1. Field of the Invention
This invention relates to a particle detector for use in vacuum or low pressure process equipment and in particular to a particle sensor that is operable in high temperature environments.
2. Description of Prior Art
Semiconductor wafer fabrication processes are particularly susceptible to yield loss due to particle contamination. Free particles landing on a wafer surface during processing can produce defects in patterns and deposit layers that result in device failure. A primary source of these free particles is the vacuum processing equipment that is used for process steps such as the deposition of dielectric and conductive layers, the plasma etching of patterns, electron beam writing of fine patterns, ion implantation of dopants into the wafer surface, and the dry stripping of photoresist. For example, in the process of depositing glass layers on silicon wafers, glass will also deposit in the process chamber. The glass builds up on the walls of the chamber, eventually breaking off and landing on the wafer being processed in the chamber. Similar problems occur in metal deposition systems and other similar types of equipment. Such contamination adversely affects the very fine patterns of the integrated circuits that are being produced. To achieve efficient and high yield semiconductor manufacture, it is essential to determine when the process chamber is dirty from contamination.
U.S. Pat. No. 4,739,177 describes an airborne particle detector that is remote to the semiconductor process while monitoring contaminant particles in an air sample. However, it is known that in many deposition processes cooling of the gases that are used in the various process steps will result in particle generating reactions. When using a remote sensor whereby a sample needs to be drawn, the particle generating reaction places limitations on the use of the sensor.
The aforementioned patent describes a particle sensor for use in vacuum equipment that incorporates a light source, preferably a laser diode, in the optical detection system. When implementing semiconductor processes at high temperature, such as 800.degree. C. by way of example, the performance of the laser diode light source rapidly degrades. Also, the materials conventionally used in semiconductor processes, such as silicon dioxide and silicon nitride, tend to deposit and coat and adversely affect the elements of the optical system which causes a reduction in the sensitivity of the detector system. Furthermore, the relatively long wavelength of the laser diode source that is normally used, which is about 780 nanometers, limits the sensitivity of the detector system, since light scattering intensity scales as the ratio of particle diameter to wavelength.

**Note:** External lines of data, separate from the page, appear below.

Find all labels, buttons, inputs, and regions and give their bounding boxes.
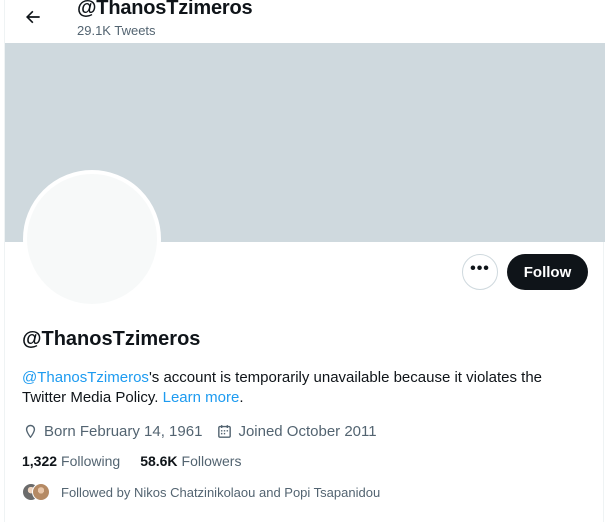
follow-button[interactable]: Follow [507, 254, 588, 290]
birthday: Born February 14, 1961 [22, 423, 202, 440]
calendar-icon [218, 424, 232, 438]
more-button[interactable]: ••• [462, 254, 498, 290]
learn-more-link[interactable]: Learn more [163, 389, 240, 406]
profile-meta: Born February 14, 1961 Joined October 20… [22, 420, 391, 442]
following-label: Following [61, 453, 121, 469]
top-bar: @ThanosTzimeros 29.1K Tweets [5, 0, 605, 43]
more-icon: ••• [470, 260, 490, 277]
followed-by-text: Followed by Nikos Chatzinikolaou and Pop… [61, 484, 381, 500]
followed-by-avatars [22, 482, 50, 502]
unavailable-notice: @ThanosTzimeros's account is temporarily… [22, 368, 582, 408]
header-title: @ThanosTzimeros [77, 0, 253, 19]
avatar [32, 483, 50, 501]
avatar [23, 170, 161, 308]
join-date: Joined October 2011 [216, 422, 377, 440]
followers-count: 58.6K [140, 453, 178, 469]
following-count: 1,322 [22, 453, 58, 469]
following-link[interactable]: 1,322 Following [22, 453, 120, 469]
followers-label: Followers [181, 453, 242, 469]
followers-link[interactable]: 58.6K Followers [140, 453, 241, 469]
back-arrow-icon [26, 10, 40, 24]
profile-page: @ThanosTzimeros 29.1K Tweets ••• Follow … [4, 0, 605, 522]
follow-stats: 1,322 Following 58.6K Followers [22, 451, 261, 471]
birthday-icon [25, 424, 36, 438]
handle-link[interactable]: @ThanosTzimeros [22, 369, 149, 386]
tweet-count: 29.1K Tweets [77, 23, 156, 38]
followed-by-link[interactable]: Followed by Nikos Chatzinikolaou and Pop… [22, 482, 380, 502]
birth-date: Born February 14, 1961 [44, 422, 203, 440]
back-button[interactable] [19, 3, 47, 31]
joined-text: Joined October 2011 [238, 422, 377, 440]
notice-end: . [239, 389, 244, 406]
display-name: @ThanosTzimeros [22, 328, 201, 350]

Also an additional problem experienced with using laser diodes in high temperature environments is the occurrence of very intense background radiation having a wavelength close to that of the laser diode. The background radiation is generated because the furnace used in the semiconductor manufacturing process acts as a black body source. The higher the temperature of operation, the shorter the wavelength distribution of the radiation will be.
FIG. 1 illustrates the intensity of background radiation due to black body radiation in the bandwidth of 750 to 850 nanometers as a function of temperature. The sensor described in U.S. Pat. No. 4,739,177 typically requires about 100 nanowatts per square centimeter of scattered radiation to sense an 0.5 micron diameter particle. The background radiation exceeds this level of intensity at slightly above 400.degree. C. At about 800.degree. C., the sensor disclosed in the aforementioned patent would saturate. It is apparent that it is difficult to provide a detector that is sensitive to very small particles in the temperature range between 400.degree. C. and 800.degree. C. and above when using a laser diode source that typically emits at 780 nanometers.